How Well Did ZiPS Perform for the 2011 Rookie Hitters?Posted: January 3, 2012
The incredible Dan Szymborski is currently rolling out his ZiPS projections for the 2012 baseball season team-by-team at the Baseball Think Factory (most recently the Orioles). These projections not only include well-established veteran players, but also minor league players who have little to no track record in the major leagues, which is where I will focus my attention.
Szymborski was kind enough to send me a link to the 2011 projections. I went to Fangraphs and downloaded a table of all of the 2011 rookies (there may be some mistakes, such as Alexi Ogando who is not actually a rookie). Then, I found OPS+ statistics from baseball-reference (not available at Fangraphs). Finally, I compared the ZiPS projections to the actual totals from those rookies.
There are 17 counting stats, four rate stats and one league-average stat projected by ZiPS. I was able to find the actual production for each of these except RC/27, which I have not compared yet and will not include in this analysis. Fangraphs has a wRC stat, but it is a counting stat (total number of runs) instead of a rate stat (runs created per 27 outs). That still leaves 21 stats to compare, so I consolidated a few of them. I compared all counting stats besides games and at-bats (playing time stats) together. I took the absolute difference between how many runs, hits, doubles, triples, etc. ZiPS projected and the player actually accumulated and added them all together. This gives a total “counting stat” difference between projection and actual. For playing time stats I only looked at at-bats, as I figured it would give me the same basic information as games. For batting average, on-base percentage, slugging percentage and OPS+, I only looked at players with more than 100 at-bats (no projected plate appearances).
The dark line on each of the graphs represents x=y (if ZiPS could perfectly project every statistic), not a trend line.
This category covers at-bats.
The playing time numbers are way off in general. There are maybe 11 players where the playing time is actually in line with what was projected. This is understandable since it is very difficult to project how a team will need a player throughout the year and what their plans are for him. Here is that list of 11 players:
The correlation coefficient for at-bats is 0.09 for rookies. The coefficient for all players in 2011 is about 0.16.

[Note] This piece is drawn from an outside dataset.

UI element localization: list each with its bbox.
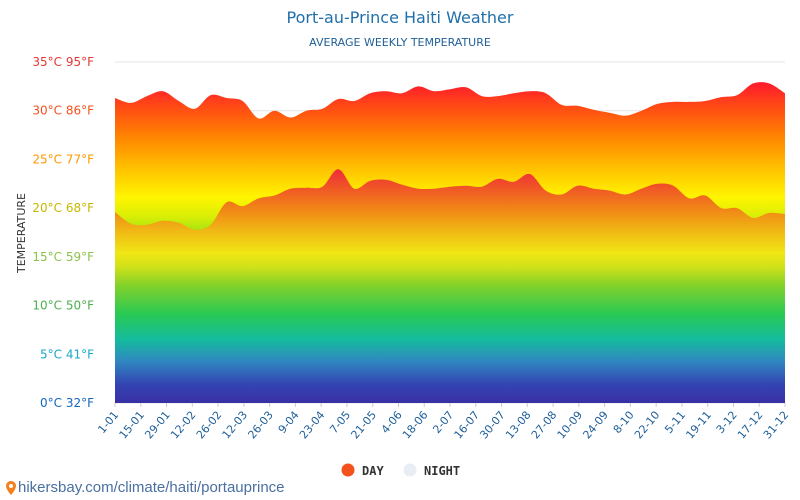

This category covers runs, hits, doubles, triples, home runs, runs batted in, walks, strikeouts, hit by pitches, stolen bases, caught stealing, sacrifice hits and flies, intentional walks and grounded into double plays.
There were 11 players with an absolute difference between all of the counting stats of less than 100. The best projection was for Luke Hughes. It was off by two runs, four hits, three doubles, two triples, one run batted in, two walks, one stolen base, one caught stealing, two sacrifice flies, three grounded-into-double-plays and 0 home runs, strike-outs, hit-by-pitches, sacrifice hits and intentional walks. The worst projection was for Chris Carter, where the main culprit was his 586 projected at-bats versus 44 actual at-bats. It’s difficult to accumulate counting stats when you rarely play. Here is that top 11:
You may notice that 10 of the top 11 in the counting stat category are also in the top 11 of the projected at-bat category. Jemile Weeks is the only player from the at-bat top 11 not in the counting stats top 11 (he comes in 13th) and Chris Stewart is the only player in the counting stats top 11 not in the at-bat top 11 (he comes in 13th also).
The average sum of the absolute difference of all of these categories (total amount off for all stats) is 336.
This category covers batting average, on-base percentage and slugging percentage.
The rate stats all follow an upward linear correlation. The r^2 values for each are listed here:
Batting average is the most highly correlated statistic that this analysis covers and it only has an r^2 value of 0.16.
This is the best overall measure of offense to compare ZiPS to the actual rookie performance.
The correlation coefficient for this graph is 0.1, which is not very strong. There is always the possibility that the difference in OPS+ calculations (park factors, etc) makes enough of a difference to make this an invalid relationship to try to make. However, as it looks now, ZiPS does not do a very good job of projecting rookie OPS+.
At least in 2011, ZiPS struggled with projecting the proper playing time for rookie hitters. However, it seems that the projected rates of the counting stats are a bit more valid. Batting average and slugging percentage have among the highest of correlations between projected and actual statistics, but they are still below 0.2. Finding some way to improve rookie playing time numbers (if possible) would greatly increase the usability of these projections.